Crop health monitoring using satellite and drone imagery, nutrient and input optimisation through soil datasets, pest and disease forecasting based on historical and climatic patterns, and risk advisories anchored in farm registries represent areas where AI adoption can scale fastest. These are domains where the data foundations are strongest and the return on investment is clearest. For input-intensive operations such as animal nutrition and crop protection, AI-driven advisory systems can meaningfully reduce wastage, lower the cost of production, and improve farm profitability simultaneously.

The fisheries sector offers another illustration of AI’s near-term readiness. India is the world’s second-largest fish producer. Pond-based aquaculture, with its relatively controlled environment, is particularly amenable to sensor integration, real-time water quality monitoring, and predictive feed management. The return on AI investment in this segment is measurable and the barriers to deployment are lower than in open-field farming.

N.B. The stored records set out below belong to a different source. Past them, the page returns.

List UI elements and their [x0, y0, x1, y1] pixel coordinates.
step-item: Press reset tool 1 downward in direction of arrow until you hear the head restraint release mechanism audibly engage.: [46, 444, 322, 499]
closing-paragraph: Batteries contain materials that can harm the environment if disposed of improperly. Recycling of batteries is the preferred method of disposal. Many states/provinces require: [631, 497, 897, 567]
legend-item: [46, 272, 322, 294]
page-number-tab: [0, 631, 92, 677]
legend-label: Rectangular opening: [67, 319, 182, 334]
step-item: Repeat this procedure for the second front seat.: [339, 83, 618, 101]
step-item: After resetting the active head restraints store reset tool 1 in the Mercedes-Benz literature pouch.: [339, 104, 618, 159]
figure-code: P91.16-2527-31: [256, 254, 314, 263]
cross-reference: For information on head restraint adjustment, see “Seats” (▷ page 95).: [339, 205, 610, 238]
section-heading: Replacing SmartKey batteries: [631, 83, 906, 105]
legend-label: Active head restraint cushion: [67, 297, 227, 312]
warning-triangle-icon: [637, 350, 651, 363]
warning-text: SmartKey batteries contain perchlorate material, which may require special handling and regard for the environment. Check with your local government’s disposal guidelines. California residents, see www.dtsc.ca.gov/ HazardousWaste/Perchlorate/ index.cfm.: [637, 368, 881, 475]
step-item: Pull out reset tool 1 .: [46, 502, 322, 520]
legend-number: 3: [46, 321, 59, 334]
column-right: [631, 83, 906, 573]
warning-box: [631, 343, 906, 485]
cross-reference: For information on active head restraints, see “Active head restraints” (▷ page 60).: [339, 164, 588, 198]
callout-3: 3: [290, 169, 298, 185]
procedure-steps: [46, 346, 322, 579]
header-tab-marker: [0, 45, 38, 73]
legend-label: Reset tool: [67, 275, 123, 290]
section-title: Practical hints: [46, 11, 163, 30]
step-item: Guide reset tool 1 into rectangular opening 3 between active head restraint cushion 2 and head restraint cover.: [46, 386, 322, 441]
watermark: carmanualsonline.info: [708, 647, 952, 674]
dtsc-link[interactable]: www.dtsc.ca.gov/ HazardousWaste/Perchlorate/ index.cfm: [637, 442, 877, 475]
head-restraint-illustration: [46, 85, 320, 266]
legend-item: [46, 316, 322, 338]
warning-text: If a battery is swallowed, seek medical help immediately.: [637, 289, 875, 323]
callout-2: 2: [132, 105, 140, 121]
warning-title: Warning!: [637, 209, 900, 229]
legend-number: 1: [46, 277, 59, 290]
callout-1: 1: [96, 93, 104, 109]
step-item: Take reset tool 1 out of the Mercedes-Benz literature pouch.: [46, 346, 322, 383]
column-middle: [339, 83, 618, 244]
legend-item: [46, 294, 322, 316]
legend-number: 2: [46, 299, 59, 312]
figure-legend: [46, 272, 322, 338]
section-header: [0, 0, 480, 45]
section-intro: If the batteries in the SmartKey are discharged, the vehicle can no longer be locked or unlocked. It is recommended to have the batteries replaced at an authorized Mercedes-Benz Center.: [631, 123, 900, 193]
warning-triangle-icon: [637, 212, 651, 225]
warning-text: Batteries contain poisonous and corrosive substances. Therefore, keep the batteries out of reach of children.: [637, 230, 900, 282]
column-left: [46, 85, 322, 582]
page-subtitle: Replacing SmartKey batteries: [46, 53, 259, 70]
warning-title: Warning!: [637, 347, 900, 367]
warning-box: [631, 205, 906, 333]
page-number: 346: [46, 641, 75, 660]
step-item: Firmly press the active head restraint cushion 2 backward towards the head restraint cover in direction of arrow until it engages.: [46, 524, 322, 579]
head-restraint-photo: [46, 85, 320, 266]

As India’s agri-value chain diversifies, sectors such as this will serve as proving grounds for broader adoption.

At the same time, intellectual honesty demands acknowledgement of where the gaps remain. India currently spends approximately 0.3 to 0.4 percent of its agricultural GDP on research and development, compared to roughly 0.7% in the US. The diversity of agro-climatic zones, the fragmentation of landholdings, and the heterogeneity of farming practices make it far harder to build and deploy AI models that are universally applicable. Connectivity and digital literacy constraints persist in many geographies. And there is a real risk that, without adequate oversight and farmer-centric design, AI solutions become technology-led disruptions that bypass the very communities they are meant to serve.

To prevent this, we need to rethink how we view AI for agriculture with an emphasis on risk-adjusted profits instead of merely increasing output. For example, An AI system that helps a farmer protect income in a drought year delivers more durable value than one that promises yield increases under ideal conditions. This requires ongoing investment in R&D for hyper-local datasets and climate analysis, greater cross-sector cooperation with agri-businesses, technology providers, researchers, and government organisations, and the establishment of digital infrastructure that allows for last-mile connectivity to all communities.

Global evidence shows that agricultural technologies that utilize AI and precision agriculture have provided an increase of between 10-20% in agricultural yield for developed countries. Since India has much lower agricultural productivity than other developed countries, even modest increases can yield significant income improvements for smallholders and marginal farmers. The opportunity is real, but it must be pursued with the same rigour that was applied to the original Green Revolution: with science-led discipline, institutional commitment, and an unwavering focus on farmer welfare.

National Technology Day is a reminder that technological progress is not an end in itself, it is a means to a larger national purpose. In agriculture, that purpose is unambiguous: more resilient livelihoods, greater food security, reduced import dependence, and a farming community equipped to navigate an increasingly climate-volatile world. Artificial intelligence, applied with intent and designed around the farmer has the potential to be the defining technological lever of the next Green Revolution. The data foundations are being laid. The policy architecture is taking shape. What is needed now is the collective will to ensure that this transformation reaches every farm, in every corner of the country.

(The views expressed are personal)

This article is authored by Ashima Seth, chief digital and information officer, Godrej Agrovet Limited.